ただそれだけが私の原動力だったのかもしれない。
受験は巨大な格差地獄である。高学歴は高学歴を生み、低学歴は低学歴を再生産する。この負のスパイラルを抜け出すことができるのはたった一握りの人間のように感じる。機会がない、環境がない、意志が生まれないのどれかに当てはまってしまうと今いる状況を変化させることは難しい。
もちろん必ずしも高学歴がいいとは思っていない。高学歴だからといって幸せになれるとは限らないし、低学歴でも人生を豊かにして楽しんでいる人は大勢いる。
だが私はこう思う。高校生の全員がはっきりとした進路を思い描いているわけではない。夢も目標もなく、ただ何をすればいいのかわからないまま日々を必死に生きている人もいるはずだ。

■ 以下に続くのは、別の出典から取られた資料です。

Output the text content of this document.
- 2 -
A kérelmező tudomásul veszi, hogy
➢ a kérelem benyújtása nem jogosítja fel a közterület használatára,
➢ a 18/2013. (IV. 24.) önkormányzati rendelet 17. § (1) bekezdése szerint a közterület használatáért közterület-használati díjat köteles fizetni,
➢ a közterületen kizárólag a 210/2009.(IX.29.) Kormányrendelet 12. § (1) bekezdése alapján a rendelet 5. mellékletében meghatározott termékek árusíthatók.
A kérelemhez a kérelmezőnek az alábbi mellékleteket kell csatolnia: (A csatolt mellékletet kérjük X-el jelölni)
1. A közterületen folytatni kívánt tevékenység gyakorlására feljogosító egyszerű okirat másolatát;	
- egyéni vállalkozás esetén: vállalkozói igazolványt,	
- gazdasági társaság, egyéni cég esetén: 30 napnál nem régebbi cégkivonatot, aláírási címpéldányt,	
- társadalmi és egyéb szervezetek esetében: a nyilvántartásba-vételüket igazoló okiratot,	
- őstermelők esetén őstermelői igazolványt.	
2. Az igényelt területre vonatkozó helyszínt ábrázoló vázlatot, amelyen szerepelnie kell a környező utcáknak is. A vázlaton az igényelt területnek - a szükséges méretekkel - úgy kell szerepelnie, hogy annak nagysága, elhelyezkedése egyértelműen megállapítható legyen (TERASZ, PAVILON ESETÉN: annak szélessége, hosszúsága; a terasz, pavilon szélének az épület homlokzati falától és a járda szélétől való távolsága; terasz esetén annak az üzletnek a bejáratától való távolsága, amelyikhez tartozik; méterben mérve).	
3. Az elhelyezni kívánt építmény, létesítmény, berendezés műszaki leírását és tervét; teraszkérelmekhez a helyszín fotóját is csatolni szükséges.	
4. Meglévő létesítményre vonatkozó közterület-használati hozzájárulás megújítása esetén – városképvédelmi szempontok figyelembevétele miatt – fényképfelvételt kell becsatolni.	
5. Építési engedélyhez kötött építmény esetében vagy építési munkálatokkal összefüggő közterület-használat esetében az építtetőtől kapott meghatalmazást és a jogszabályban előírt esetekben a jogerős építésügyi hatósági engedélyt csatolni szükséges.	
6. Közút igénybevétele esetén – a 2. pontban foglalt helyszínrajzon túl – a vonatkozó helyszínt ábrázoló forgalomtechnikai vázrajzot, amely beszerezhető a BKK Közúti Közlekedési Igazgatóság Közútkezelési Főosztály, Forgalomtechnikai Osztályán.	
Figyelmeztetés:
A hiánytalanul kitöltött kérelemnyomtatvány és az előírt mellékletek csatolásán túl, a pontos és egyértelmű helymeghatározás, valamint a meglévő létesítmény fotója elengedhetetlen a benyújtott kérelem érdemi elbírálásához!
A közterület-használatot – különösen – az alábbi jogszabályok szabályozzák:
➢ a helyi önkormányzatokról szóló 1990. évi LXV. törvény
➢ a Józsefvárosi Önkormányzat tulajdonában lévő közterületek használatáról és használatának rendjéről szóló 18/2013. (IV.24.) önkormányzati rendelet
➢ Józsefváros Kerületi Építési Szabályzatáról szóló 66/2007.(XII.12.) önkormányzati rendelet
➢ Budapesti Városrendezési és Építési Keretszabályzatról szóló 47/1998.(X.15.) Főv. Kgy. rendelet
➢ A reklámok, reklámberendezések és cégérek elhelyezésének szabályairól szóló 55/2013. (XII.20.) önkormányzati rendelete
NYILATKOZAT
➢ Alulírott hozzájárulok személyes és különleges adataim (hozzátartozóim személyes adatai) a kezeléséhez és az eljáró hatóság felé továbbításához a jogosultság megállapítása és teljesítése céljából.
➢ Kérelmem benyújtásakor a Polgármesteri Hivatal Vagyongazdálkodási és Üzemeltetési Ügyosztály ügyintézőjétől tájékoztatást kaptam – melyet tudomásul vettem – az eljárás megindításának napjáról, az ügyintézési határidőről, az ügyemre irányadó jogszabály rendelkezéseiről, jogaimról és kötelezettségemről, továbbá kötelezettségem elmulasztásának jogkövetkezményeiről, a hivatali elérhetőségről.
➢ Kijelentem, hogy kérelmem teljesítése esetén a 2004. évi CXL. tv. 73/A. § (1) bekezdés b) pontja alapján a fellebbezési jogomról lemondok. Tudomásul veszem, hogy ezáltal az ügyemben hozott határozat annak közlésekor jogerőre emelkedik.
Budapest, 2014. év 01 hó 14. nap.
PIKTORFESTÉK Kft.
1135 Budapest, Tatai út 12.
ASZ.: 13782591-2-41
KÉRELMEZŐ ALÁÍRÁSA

そんなときに学歴があれば、良い大学に入ることができていれば、未知の世界を知って選択肢が広がるかもしれない。将来やりたいことができたときに、役に立つかもしれない。
選択肢を増やす手段として受験を捉えている。
先述したように、格差は格差を生む。それはすぐには変わらないだろう。だがこのときに感じた格差を悔しさや情熱に変えられたからこそ、今の私があることに変わりはない。
あの頃の自分が抱いていた感情や思いは段々と薄れていく。きっといつしか忘れてしまうかもしれない。でも人生で失ってはならない大切なものだと強く思う。
人生で無駄なものは何もない。受験が教えてくれたのは言葉にできない何かだった。